Senso Comune


Da Senso Comune.

In the 1900, means of mass communication enabled the few who mastered them to spread information among those who had access to it. Nowadays, the Web can be considered the extension of that ability to produce, find, and elaborate knowledge and information, generally in a free and fair way.

Every day, in a more or less random fashion, the Web receives an astonishing amount of textual, visual, and audio data. The tool that we have at our disposal to access this constantly growing mass of information is language. English, though dominant, is closely followed by other languages, such as Spanish, French, Chinese, Japanese, German, and Italian. What we use are the very common and well known words. These are found in texts or added as tags to images and sounds, and are generally used to describe data and provide references.

In order for the Web's content to be fully exploited in its dimensions and its dynamics, it is necessary that automatic systems be able to interpret words as carriers of meaning, rather than just mere strings. This does not only have to do with relations between words across languages. Words always meet things tangentially: different words can refer to the same object and different objects can be referred to by the same word. Even scientific and domain-specific terminology, while trying to limit ambiguities, focuses on certain senses of words which might clash with senses that are more common in everyday language, thus multiplying ambiguities.

The Web absorbs all the complexity of natural language. Furthermore, one could claim that the Web, the most representative means of communication of our time, depends, for its development, on the answers we will be able to give to the challenges of semantics.

Natural languages exist in use, and they belong to their users. They are a social product and their main strength is the consensus of the speakers. However, language has specific aims: it is used to refer to entities that belong to the physical world or are made up in social environments where expressions are produced and understood by means of the creativity that belongs to those who produce words and those who try to understand them. This is the reason why the ontology, i.e. the conceptualisation of the physical and social world, comes to be the container within which the speakers' consensus exists. Semantics and ontologies, though different, are strongly related. Currently, we have the appropriate theoretical tools and background knowledge to analyse such complex relation.

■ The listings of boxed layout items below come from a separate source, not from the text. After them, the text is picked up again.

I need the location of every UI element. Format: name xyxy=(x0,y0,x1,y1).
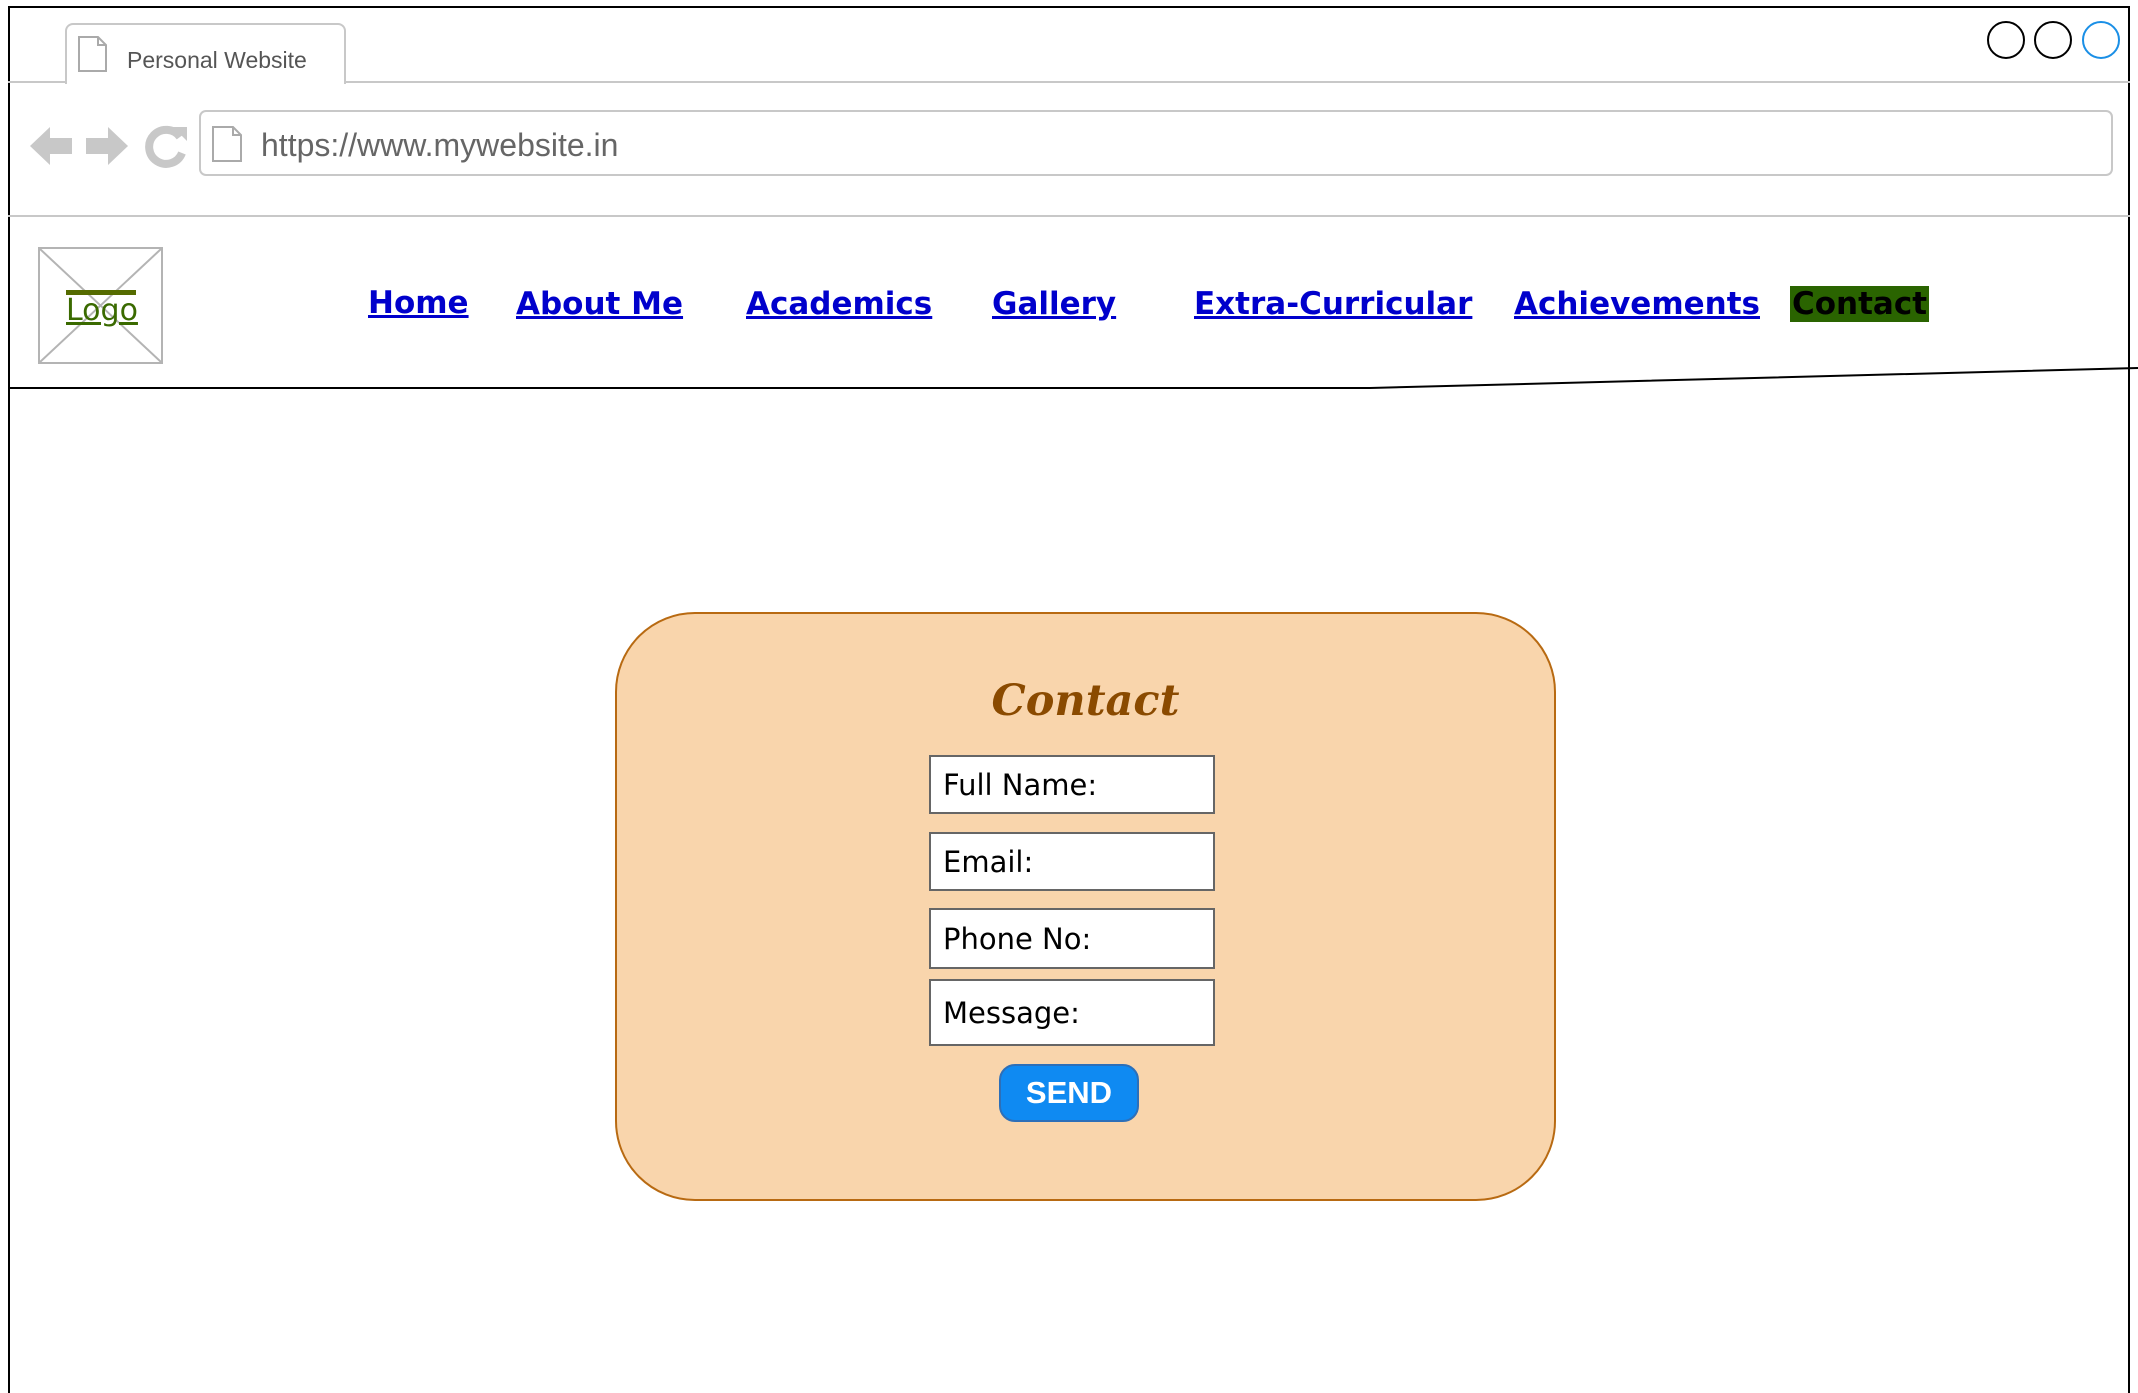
full-name-field[interactable]: Full Name: xyxy=(929,755,1215,814)
phone-field[interactable]: Phone No: xyxy=(929,908,1215,969)
contact-card: Contact Full Name: Email: Phone No: Mess… xyxy=(615,612,1556,1201)
header-divider xyxy=(8,367,2138,389)
email-field[interactable]: Email: xyxy=(929,832,1215,891)
message-field[interactable]: Message: xyxy=(929,979,1215,1046)
send-button[interactable]: SEND xyxy=(999,1064,1139,1122)
contact-title: Contact xyxy=(991,676,1180,726)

Knowledge of meaning is first of all knowledge of rules of usage that are appropriate in a given context of speakers. It is also awareness of a large variety of "games" where rules are created while playing. Understanding a discourse, for man or machine, can be thought of as interpreting the moves in a linguistic game that is played in a given context. Such moves can obviously include not only 'descriptive' and honest uses, but also lies, ambiguities, vagueness, manipulative techniques, creativity. This treasure of knowledge can only be exploited in information technology if there is a common background, which must be the outcome of a cross-discipline effort.

Linguistic knowledge, like the Web, is indeed an extended net of points and relations between them. Therefore, a system that aims at dealing with linguistic meaning, will have to be equipped with (and be able to reason on) a formal, and thus machine-readable, representation of the complexity of common sense. Collecting and organising such knowledge, as well as developing tools that can reason on it, is crucial for the evolution of the Web and information technology, towards the development of intelligent systems and towards cultural progress in general.

How can we acquire and organise that huge amount of complex, though natural, knowledge that is linguistic meaning? Generally, on matters of language, speakers should speak. Therefore, knowledge of meaning should arise from sharing information about language and about reality. More specifically, formalising linguistic meaning means, first of all, building repositories of structured data where lexical and ontological knowledge are appropriately integrated. Also, such repositories must be built and constantly validated by the speakers themselves, by all those who nowadays use the Web as a means for creating shared knowledge and who managed to create the largest encyclopaedia of all times through simple interaction methods.

Finally, we believe that repositories of linguistic knowledge which are cooperatively built by the speakers over the Web are an invaluable treasure, and should thus be owned by the entire community, like language itself.